On my old 4x4 I run some metal dustcaps that I saved from my Merc vans when I was in the transport game. I have always used these for off-road games because the plastic ones can get damaged when thrutching around in mud, rocks and gravel, resulting in damaged threads and/or mud in the valve. These are now getting on for two decades old so have dulled, tarnished and been fitted/removed multiple times and reached a base equilibrium state where they are unlikely to deteriorate much further as the quality has endowed them with a long life expectancy that isn't often found these days.

My son wanted to replicate this on his car, but I told him to save his money as there was more pressing things that needed doing to his car before he started wasting money on such minor things.
Obviously, due to the impatience of youth etc, he ignored my advice and bought a set of metal dustcaps from the tinterweb. They weren't very expensive and were made of top quality Chineseium which was plenty shiny!
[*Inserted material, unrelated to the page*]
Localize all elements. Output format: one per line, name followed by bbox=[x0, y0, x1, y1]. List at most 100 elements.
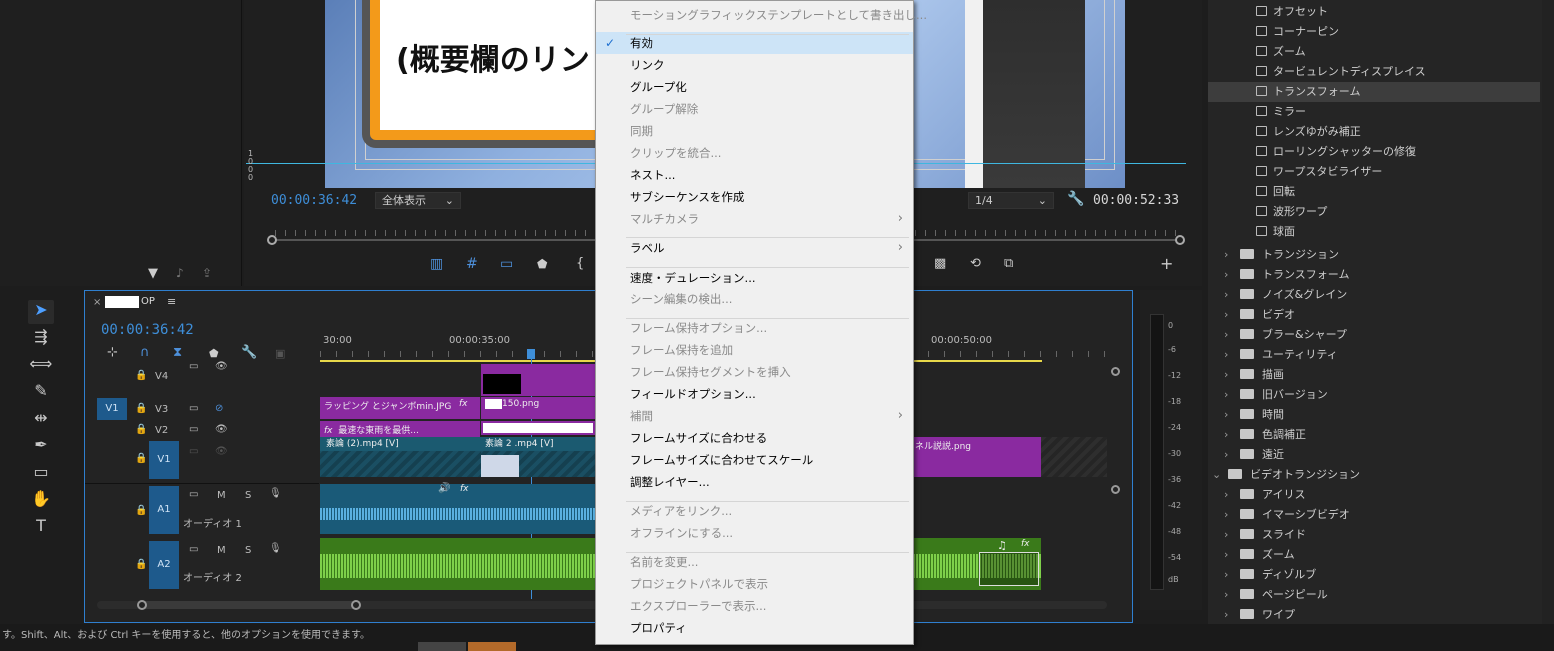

I said they would get nicked, indeed I had suffered the same fate as a youngster and the local scrote kids had benefitted from my generosity by providing some blingy dustcaps for their bikes on more than one occasion!

Turns out I was wrong because he lives in an area adjacent to a nuclear facility which is policed by armed officers, so actually crime of any kind is nearly non-existent :laugh:

However, during a visit home we did some maint on his car and when it came time to check his tyre pressures he discovered a serious fault with his lovely dustcaps...... Yep, stuck fast! Some came off with pliers, but on two of them the valve just turned in the rim. One of those came undone when the valve stem was held by a second pair of pliers, but the final one just would not budge, even to the point that the rubber was stripped from the valve stem and it took a solid grip on the brass valve stem to finally remove the cap, followed by a trip to the nearest tyre bay for a new valve....

He learned a lesson that day. Cheap tat isn't worth the money it costs, regardless of how cheap it is. Buy quality or pay the price!

Anyway, back to the OP. What colour are your lovely dustcaps? :whistle:
 

slowmotion

Quite dreadful
Location
lost somewhere
Why have dust caps anyway? The weight penalty is horrendous.
 

Dogtrousers

Kilometre nibbler
Vaguely related ... Some years ago I got a flat tyre on my car. I pumped it up and drove to the local dodgy tyre geezer. He noticed that the wheel in question had a mis-matching dust cap, a really long pointy one. I must have somehow picked it up by mistake at a garage after topping up the air. Anyhow the dodgy geezer told me that said long pointy dust caps are not for cars, but vans or something, and all that long pointiness spinning around had done a mischief to my valve. Whether it was true or not I don't know, but he fixed my wheel for a few sovs and all was well.
 
I dealt with a siezed valve retaining nut using 2 pairs of pliers. I had to borrow some from a villiage garage workshop.